Critique | Livres

Le livre de la semaine: Pour Ida Brown, de Ricardo Piglia

Le Cercle des poètes disparus © DR
Ysaline Parisis
Ysaline Parisis Journaliste livres

ROMAN | Le dernier grand classique argentin s’aventure sur le terrain du campus novel. Avant de bifurquer vers un thriller trouble questionnant les élites américaines.

Le livre de la semaine: Pour Ida Brown, de Ricardo Piglia
© Gallimard

Début de scénario à l’efficacité toute américaine. Renzi, célèbre romancier argentin (jadis très ami de Borges) davantage rivé aux bars qu’à l’écriture depuis que sa deuxième femme l’a quitté, accepte la proposition émanant d’une prestigieuse université nord-américaine de sa connaissance: jouer au « visting professor » le temps d’un semestre, et dispenser un séminaire sur William Henry Hudson, écrivain et ornithologue argentin épris de campagne anglaise auquel il se consacre de loin en loin depuis des années. Le voilà donc foulant les pelouses rases de la Taylor University, un établissement (imaginaire, mais largement inspiré de Princeton, où Piglia a enseigné) dont les vieilles pierres suintent la noblesse et l’élitisme –« on respirait peut-être dans les monastères du Moyen Age cet air de secret, de privilège et d’ennui »-, et dont les couloirs abondent en « scholars » arrogants, conspirateurs et supérieurement intelligents. Renzi y est accueilli par Ida Brown, professeur-star de la chair « Culture Moderne et Cinéma » vénérée par ses étudiants, femme sublime au charisme magnétique, avec qui ce dernier entame bientôt une liaison torride, faite de nuits hypnotiques et droguées dans des chambres d’hôtel de bord de route. Tout bascule quand Ida Brown est retrouvée morte dans des circonstances très étranges au volant, la main brûlée. Le FBI est dépêché sur les lieux, largement obnubilé au même moment par une vague d’attentats terroristes ciblant des sommités scientifiques aux quatre coins du pays.

Récit à deux voies

Dans son bref essai Thèse sur la nouvelle, Ricardo Piglia (Buenos Aires, 1940) avançait qu’une nouvelle réussie contenait toujours deux histoires: il le démontre ici à l’échelle d’un roman.
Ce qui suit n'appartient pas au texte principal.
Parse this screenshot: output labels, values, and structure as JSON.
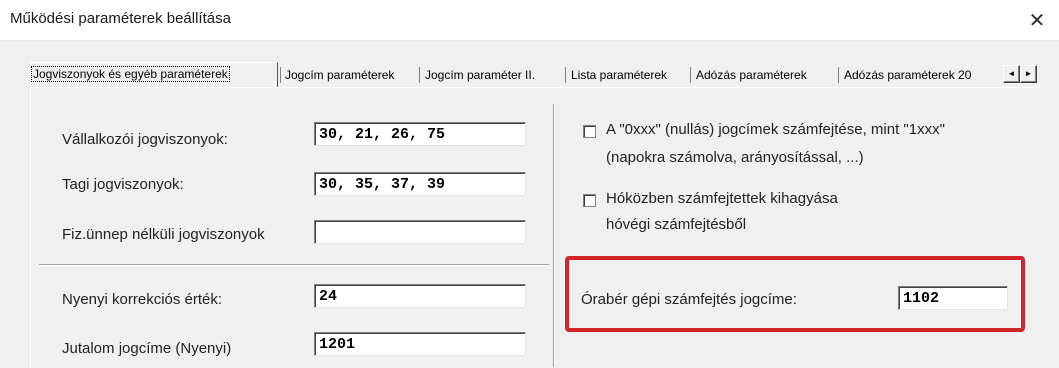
{
  "window": {
    "title": "Működési paraméterek beállítása",
    "close_glyph": "✕"
  },
  "tabs": [
    {
      "label": "Jogviszonyok és egyéb paraméterek",
      "active": true
    },
    {
      "label": "Jogcím paraméterek"
    },
    {
      "label": "Jogcím paraméter II."
    },
    {
      "label": "Lista paraméterek"
    },
    {
      "label": "Adózás paraméterek"
    },
    {
      "label": "Adózás paraméterek 20"
    }
  ],
  "tab_scroll": {
    "left": "◄",
    "right": "►"
  },
  "left": {
    "vallalkozoi": {
      "label": "Vállalkozói jogviszonyok:",
      "value": "30, 21, 26, 75"
    },
    "tagi": {
      "label": "Tagi jogviszonyok:",
      "value": "30, 35, 37, 39"
    },
    "fiz_unnep": {
      "label": "Fiz.ünnep nélküli jogviszonyok",
      "value": ""
    },
    "nyenyi_korr": {
      "label": "Nyenyi korrekciós érték:",
      "value": "24"
    },
    "jutalom": {
      "label": "Jutalom jogcíme (Nyenyi)",
      "value": "1201"
    }
  },
  "right": {
    "check1": {
      "line1": "A \"0xxx\" (nullás) jogcímek számfejtése, mint \"1xxx\"",
      "line2": "(napokra számolva, arányosítással, ...)",
      "checked": false
    },
    "check2": {
      "line1": "Hóközben számfejtettek kihagyása",
      "line2": "hóvégi számfejtésből",
      "checked": false
    },
    "oraber": {
      "label": "Órabér gépi számfejtés jogcíme:",
      "value": "1102"
    }
  },
  "colors": {
    "highlight": "#d0262b"
  }
}
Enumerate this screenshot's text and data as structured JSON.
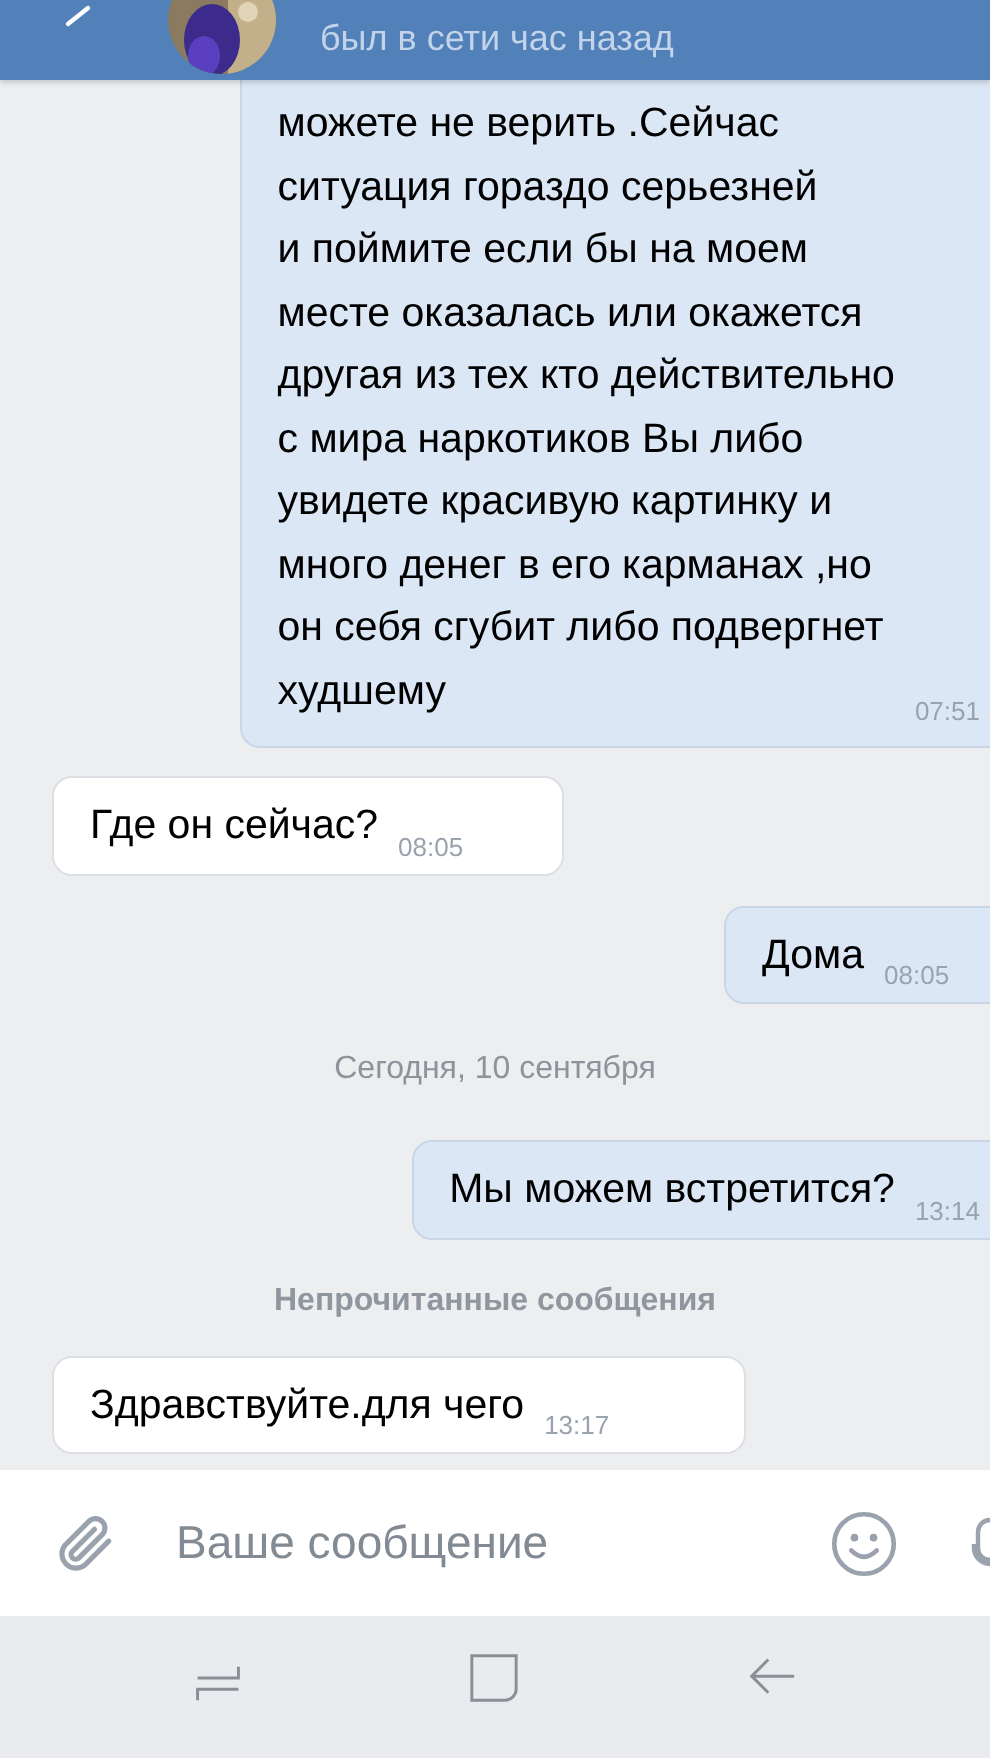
{
  "header": {
    "status": "был в сети час назад"
  },
  "messages": [
    {
      "kind": "message",
      "outgoing": true,
      "text": "можете не верить  .Сейчас\nситуация гораздо серьезней\nи поймите если бы на моем\nместе оказалась или окажется\nдругая из тех кто действительно\nс мира наркотиков Вы либо\nувидете красивую картинку и\nмного денег в его карманах ,но\nон себя сгубит либо подвергнет\nхудшему",
      "time": "07:51"
    },
    {
      "kind": "message",
      "outgoing": false,
      "text": "Где он сейчас?",
      "time": "08:05"
    },
    {
      "kind": "message",
      "outgoing": true,
      "text": "Дома",
      "time": "08:05"
    },
    {
      "kind": "date",
      "text": "Сегодня, 10 сентября"
    },
    {
      "kind": "message",
      "outgoing": true,
      "text": "Мы можем встретится?",
      "time": "13:14"
    },
    {
      "kind": "divider",
      "text": "Непрочитанные сообщения"
    },
    {
      "kind": "message",
      "outgoing": false,
      "text": "Здравствуйте.для чего",
      "time": "13:17"
    }
  ],
  "composer": {
    "placeholder": "Ваше сообщение"
  }
}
Pour Ida Brown commence comme un campus novel nord-américain typique -quoique passé au filtre amusé et incrédule d’un Argentin-, allant chercher chez David Lodge (les délicieuses querelles d’ego savants) autant que chez Donna Tartt (le huis clos académique potentiellement pervers). Mais Piglia y a déjà semé les germes d’une seconde intrigue, qui prend bientôt le pas, emmenant vers un thriller politique aux contours résolument contemporains –« Les grandes fictions totales sont celles de l’Aventurier (qui attend tout de l’action) et celle du Dandy (qui vit la vie comme une forme d’art); au XXIe siècle, le héros sera le Terroriste », dira à Renzi sa voisine russe Nina. Coup de maître, la transition est assurée par l’énigme procédant de la personnalité même de Renzi: largement insomniaque, le professeur mène son enquête sombre et hallucinée au fil de longues marches nocturnes, et d’une étrange maladie chronique -la « cristallisation arborescente »- qui le laisse en proie à des crises de remémoration nerveuse et au brouillage mental. Un roman comme une traversée en clair-obscur.

  • ROMAN DE RICARDO PIGLIA, ÉDITIONS GALLIMARD, TRADUIT DE L’ESPAGNOL (ARGENTINE) PAR ROBERT AMUTIO, 320 PAGES.